Una mutazione costante
Una volta dentro, la sensazione è di una discesa nelle tenebre interrotta solo da una improvvisa biforcazione che, col flusso continuo di visitatori, costringe a scegliere una delle due vie in pochi attimi e in maniera causale. Altre tende, altro ingresso e stavolta ci si ritrova attorniati da fiori, foglie e farfalle colorate in un continuo divenire, mentre una musica soave accompagna il fluire dei pensieri. Grandi e piccoli seguono le animazioni in movimento, amici e fidanzati si distendono a terra per filmare l’attimo da ricordare (e condividere sui social) in uno scenario dove il fluttuare degli elementi fa perdere la cognizione del tempo, favorendo lunghe passeggiate alla scoperta delle piccole sale interne (dove svettano le immagini delle metamorfosi di figure animalesche), che si individuano di tanto in tanto durante il giro mirato a scovare ogni angolo della Flower Forest.

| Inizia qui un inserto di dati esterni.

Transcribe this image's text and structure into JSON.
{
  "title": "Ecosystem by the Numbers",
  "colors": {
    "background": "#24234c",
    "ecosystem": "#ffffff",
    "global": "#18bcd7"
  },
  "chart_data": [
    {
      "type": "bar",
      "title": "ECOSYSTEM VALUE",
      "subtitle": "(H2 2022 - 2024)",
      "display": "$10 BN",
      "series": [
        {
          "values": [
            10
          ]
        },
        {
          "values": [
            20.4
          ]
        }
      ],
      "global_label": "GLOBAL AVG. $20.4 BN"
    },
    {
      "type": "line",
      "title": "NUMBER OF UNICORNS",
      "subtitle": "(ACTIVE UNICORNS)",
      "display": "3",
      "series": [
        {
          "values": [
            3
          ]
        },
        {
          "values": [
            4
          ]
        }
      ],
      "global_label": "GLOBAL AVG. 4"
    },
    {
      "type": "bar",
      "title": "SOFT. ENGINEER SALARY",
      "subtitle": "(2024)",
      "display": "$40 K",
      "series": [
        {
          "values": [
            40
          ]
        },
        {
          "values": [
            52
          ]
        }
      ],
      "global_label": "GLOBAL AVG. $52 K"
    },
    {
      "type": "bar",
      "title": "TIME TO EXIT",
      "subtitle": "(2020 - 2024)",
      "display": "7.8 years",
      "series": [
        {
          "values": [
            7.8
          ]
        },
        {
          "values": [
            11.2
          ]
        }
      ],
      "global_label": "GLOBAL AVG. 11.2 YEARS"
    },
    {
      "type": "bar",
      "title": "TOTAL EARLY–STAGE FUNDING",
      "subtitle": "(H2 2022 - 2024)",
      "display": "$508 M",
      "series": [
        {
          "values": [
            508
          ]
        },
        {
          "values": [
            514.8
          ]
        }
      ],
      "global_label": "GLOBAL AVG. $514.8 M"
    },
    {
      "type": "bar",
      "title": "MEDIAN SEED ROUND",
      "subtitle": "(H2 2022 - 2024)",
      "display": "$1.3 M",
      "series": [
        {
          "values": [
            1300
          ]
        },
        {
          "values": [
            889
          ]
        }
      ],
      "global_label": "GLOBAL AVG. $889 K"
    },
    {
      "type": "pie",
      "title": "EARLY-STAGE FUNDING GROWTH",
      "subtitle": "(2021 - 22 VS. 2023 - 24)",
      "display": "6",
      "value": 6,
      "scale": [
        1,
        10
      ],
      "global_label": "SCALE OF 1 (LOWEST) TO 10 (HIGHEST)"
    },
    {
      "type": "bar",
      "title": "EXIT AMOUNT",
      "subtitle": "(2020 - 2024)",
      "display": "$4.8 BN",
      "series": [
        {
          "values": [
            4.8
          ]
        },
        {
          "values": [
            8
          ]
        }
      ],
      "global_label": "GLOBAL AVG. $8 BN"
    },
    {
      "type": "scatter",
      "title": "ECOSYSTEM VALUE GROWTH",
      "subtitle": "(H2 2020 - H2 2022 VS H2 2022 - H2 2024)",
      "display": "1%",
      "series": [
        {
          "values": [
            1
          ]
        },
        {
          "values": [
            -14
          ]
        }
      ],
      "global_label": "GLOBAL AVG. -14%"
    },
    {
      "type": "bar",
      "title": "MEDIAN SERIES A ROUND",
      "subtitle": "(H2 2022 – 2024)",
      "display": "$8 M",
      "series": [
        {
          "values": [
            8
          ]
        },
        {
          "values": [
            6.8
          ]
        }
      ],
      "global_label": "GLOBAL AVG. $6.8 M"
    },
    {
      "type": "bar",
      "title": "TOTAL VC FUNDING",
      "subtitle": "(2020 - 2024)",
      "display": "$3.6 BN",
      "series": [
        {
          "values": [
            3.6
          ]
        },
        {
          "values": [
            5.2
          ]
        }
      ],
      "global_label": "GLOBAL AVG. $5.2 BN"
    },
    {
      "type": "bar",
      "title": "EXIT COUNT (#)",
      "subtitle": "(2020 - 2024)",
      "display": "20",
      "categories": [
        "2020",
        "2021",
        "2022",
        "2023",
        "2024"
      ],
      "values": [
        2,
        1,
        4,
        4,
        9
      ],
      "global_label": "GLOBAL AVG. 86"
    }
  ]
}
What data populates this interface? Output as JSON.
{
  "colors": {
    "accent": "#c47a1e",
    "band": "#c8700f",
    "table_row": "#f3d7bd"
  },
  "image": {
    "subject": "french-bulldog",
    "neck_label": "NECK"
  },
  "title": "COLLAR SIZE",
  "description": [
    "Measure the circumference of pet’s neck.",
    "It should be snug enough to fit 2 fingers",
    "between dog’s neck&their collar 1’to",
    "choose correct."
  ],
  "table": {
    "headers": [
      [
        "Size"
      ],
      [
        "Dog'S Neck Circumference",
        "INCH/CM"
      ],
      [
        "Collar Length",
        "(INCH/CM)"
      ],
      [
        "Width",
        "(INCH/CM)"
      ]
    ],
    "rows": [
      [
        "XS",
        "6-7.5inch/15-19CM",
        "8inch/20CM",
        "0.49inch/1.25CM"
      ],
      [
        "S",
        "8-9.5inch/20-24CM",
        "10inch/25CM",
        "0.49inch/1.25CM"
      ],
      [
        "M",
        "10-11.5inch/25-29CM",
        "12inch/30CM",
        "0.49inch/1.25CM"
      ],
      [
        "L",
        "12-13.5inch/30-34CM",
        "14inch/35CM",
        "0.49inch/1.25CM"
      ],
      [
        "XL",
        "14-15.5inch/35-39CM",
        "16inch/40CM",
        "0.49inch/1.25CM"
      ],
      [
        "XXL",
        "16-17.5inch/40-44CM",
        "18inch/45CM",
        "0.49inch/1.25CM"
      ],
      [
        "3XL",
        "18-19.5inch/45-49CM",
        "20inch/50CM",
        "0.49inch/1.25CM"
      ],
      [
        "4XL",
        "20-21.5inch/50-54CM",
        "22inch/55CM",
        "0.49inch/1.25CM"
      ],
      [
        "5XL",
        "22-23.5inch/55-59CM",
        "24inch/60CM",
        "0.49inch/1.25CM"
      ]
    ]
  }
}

Nessun percorso, migliaia di percorsi
L’effetto wow, spesso abusato ma stavolta guadagnato sul campo, suscita il desiderio di andare oltre per scoprire la prossima tappa. E qui si sbatte contro una delle peculiarità dell’ambiente creato da teamLab, perché al Mori Building non esiste un percorso predefinito ma ognuno si muove come e meglio crede: del resto il nome completo integra la dicitura “teamLab Borderless“, proprio per sottolineare l’assenza di confini prefissati. Si passa così dal labirinto di specchi, che con la quasi totale oscurità mette a dura prova il senso di orientamento (e qualcuno lo perde, finendo per sbattere sui vetri), ad ambientazioni in stile clubbing caratterizzate da soffitti bassi, suoni più ritmati ed effetti speciali creati ad hoc miscelando luci, laser e colori. Senza dimenticare le aree per i bambini e quelle neutre, utili per rinfrescarsi e, ancor più, per placare lo spirito assetato di novità.
Tappa obbligata
Una scalinata semi oscura introduce allo spazio più famoso del museo digitale: la Forest of Resonating Lamp. Nonostante Google indichi il numero di visitatori in tempo reale sotto media, per accedervi bisogna stare in fila per circa quindici minuti e godersi il breve tempo concesso per osservare la pioggia di lampade che riempiono l’area delimitata da vetrate di grandi dimensioni: gli effetti luminosi dipingono l’ambiente di rosso, poi blu e infine arancione, mentre la quasi totalità dei presenti si perde dietro alla fotocamera dello smartphone. Guadagnando poi l’uscita la prima riflessione è fin troppo scontata, perché non vi è dubbio che ci si sta lasciando alle spalle un’esperienza senza eguali, esaltata dalla coniugazione di realtà virtuale e arti figurative, in un viaggio che coinvolge vista, udito e tatto in un costante alternarsi tra sorpresa, disorientamento e stupore. Proprio per questo, il Mori Building Digital Art Museum è un passaggio obbligato quando si passa da Tokyo.